The problem for convective heat transfer here is that it is highly sensitive to small changes/specifics in the inputs (geometry, wind). It's very hard to get an accurate model. Imo, experimentation isn't just more fun it's much more accurate.

jrmichler
Chestermiller said:
I would use 4.186 for water and also include MC for the bottle.
What is MC? and how to deal with U? around 1E-2 W/(m2·K) I think it's suitable. In this case I would have dT/dt=-0.004 °/s

Last edited:
Andrea Vironda said:
What is MC? and how to deal with U? around 1E-2 W/(m2·K) I think it's suitable. In this case I would have dT/dt=-0.004 °/s
MC ??
The glass bottle, along with the wine, also decreases in temperature.
mass of the glass bottle, and,
heat capacity of the glass bottle

If the glass bottle is thick, it would be significant.
If thin, then, possibly, the heat lost from the wine >> heat loss from the glass bottle, and you can neglect.

Andrea Vironda said:
What is MC? and how to deal with U? around 1E-2 W/(m2·K) I think it's suitable. In this case I would have dT/dt=-0.004 °/s
Transport Phenomena by Bird et al tabulates typical values of U for various situations with natural and forced convection.

Chestermiller said:
Transport Phenomena by Bird et al
I have the second edition (2002). I can see in §10.9 FREE CONVECTION the theory, but I can't find the tables.
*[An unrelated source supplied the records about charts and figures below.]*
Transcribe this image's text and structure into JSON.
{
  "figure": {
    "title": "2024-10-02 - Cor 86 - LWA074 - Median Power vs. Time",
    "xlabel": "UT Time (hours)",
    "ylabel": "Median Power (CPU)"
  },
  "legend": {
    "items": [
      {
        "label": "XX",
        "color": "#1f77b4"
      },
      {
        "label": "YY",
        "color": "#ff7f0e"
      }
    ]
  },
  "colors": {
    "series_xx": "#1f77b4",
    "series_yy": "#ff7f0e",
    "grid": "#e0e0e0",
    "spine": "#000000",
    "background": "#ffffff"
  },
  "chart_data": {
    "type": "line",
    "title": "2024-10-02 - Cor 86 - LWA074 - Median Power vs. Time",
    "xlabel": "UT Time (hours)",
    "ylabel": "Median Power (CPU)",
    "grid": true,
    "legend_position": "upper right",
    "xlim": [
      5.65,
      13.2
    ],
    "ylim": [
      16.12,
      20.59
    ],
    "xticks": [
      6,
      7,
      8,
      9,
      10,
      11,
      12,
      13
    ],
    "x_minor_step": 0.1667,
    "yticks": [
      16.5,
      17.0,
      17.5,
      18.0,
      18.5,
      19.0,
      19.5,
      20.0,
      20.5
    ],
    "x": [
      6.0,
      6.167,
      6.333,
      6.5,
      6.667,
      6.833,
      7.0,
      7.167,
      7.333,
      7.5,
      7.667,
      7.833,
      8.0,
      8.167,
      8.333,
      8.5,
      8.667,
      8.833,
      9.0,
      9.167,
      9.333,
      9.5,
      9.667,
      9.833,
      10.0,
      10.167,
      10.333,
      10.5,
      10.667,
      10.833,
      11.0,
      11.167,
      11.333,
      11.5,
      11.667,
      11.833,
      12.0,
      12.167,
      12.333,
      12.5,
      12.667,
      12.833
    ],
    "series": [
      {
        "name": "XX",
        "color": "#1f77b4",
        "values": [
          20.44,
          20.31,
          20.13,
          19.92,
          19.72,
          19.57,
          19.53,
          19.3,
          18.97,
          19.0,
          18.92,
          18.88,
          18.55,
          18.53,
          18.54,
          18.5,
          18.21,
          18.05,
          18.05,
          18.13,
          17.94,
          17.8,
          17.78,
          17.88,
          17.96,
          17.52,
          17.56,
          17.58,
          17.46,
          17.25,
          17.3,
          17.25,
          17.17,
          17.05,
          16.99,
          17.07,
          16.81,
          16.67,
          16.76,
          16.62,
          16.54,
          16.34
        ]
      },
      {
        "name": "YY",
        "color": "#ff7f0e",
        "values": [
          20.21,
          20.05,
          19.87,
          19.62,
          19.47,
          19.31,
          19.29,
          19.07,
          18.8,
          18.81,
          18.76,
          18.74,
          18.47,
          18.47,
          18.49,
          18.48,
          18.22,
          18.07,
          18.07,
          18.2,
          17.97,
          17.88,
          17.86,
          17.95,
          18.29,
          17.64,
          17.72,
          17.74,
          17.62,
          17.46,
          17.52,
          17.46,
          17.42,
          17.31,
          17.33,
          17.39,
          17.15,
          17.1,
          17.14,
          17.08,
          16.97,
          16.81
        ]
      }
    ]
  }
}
Also appendix E is mute

Table 14.1-1

Ok got, i created a model here, but I notice the starting rate would be -1.1 °C/s, too many in my opinion.
I think C or U must be revised.

Andrea Vironda said:
Ok got, i created a model here, but I notice the starting rate would be -1.1 °C/s, too many in my opinion.
I think C or U must be revised.
What numbers did you use?

You can Open the link and have a look

Andrea Vironda said:
Also appendix E is mute
Mute (doesn't say anything at all)?

or Moot (doesn't say anything that applies here)?

hutchphd
Andrea Vironda said:
You can Open the link and have a look

In post #16 there's a word, "here", that is in blue. Clic on it, it's stored on OneDrive. I put comments on all the variables i used

Andrea Vironda said:
In post #16 there's a word, "here", that is in blue. Clic on it, it's stored on OneDrive. I put comments on all the variables i used
1 W = 0.001 kJ/s

Andrea Vironda said:
it's stored on OneDrive.
That is not a reliable way to share information on PF. If the file goes away at some point, the thread becomes meaningless. Please upload a PDF copy of the file using the "Attach files" link below the Edit window. Thank you.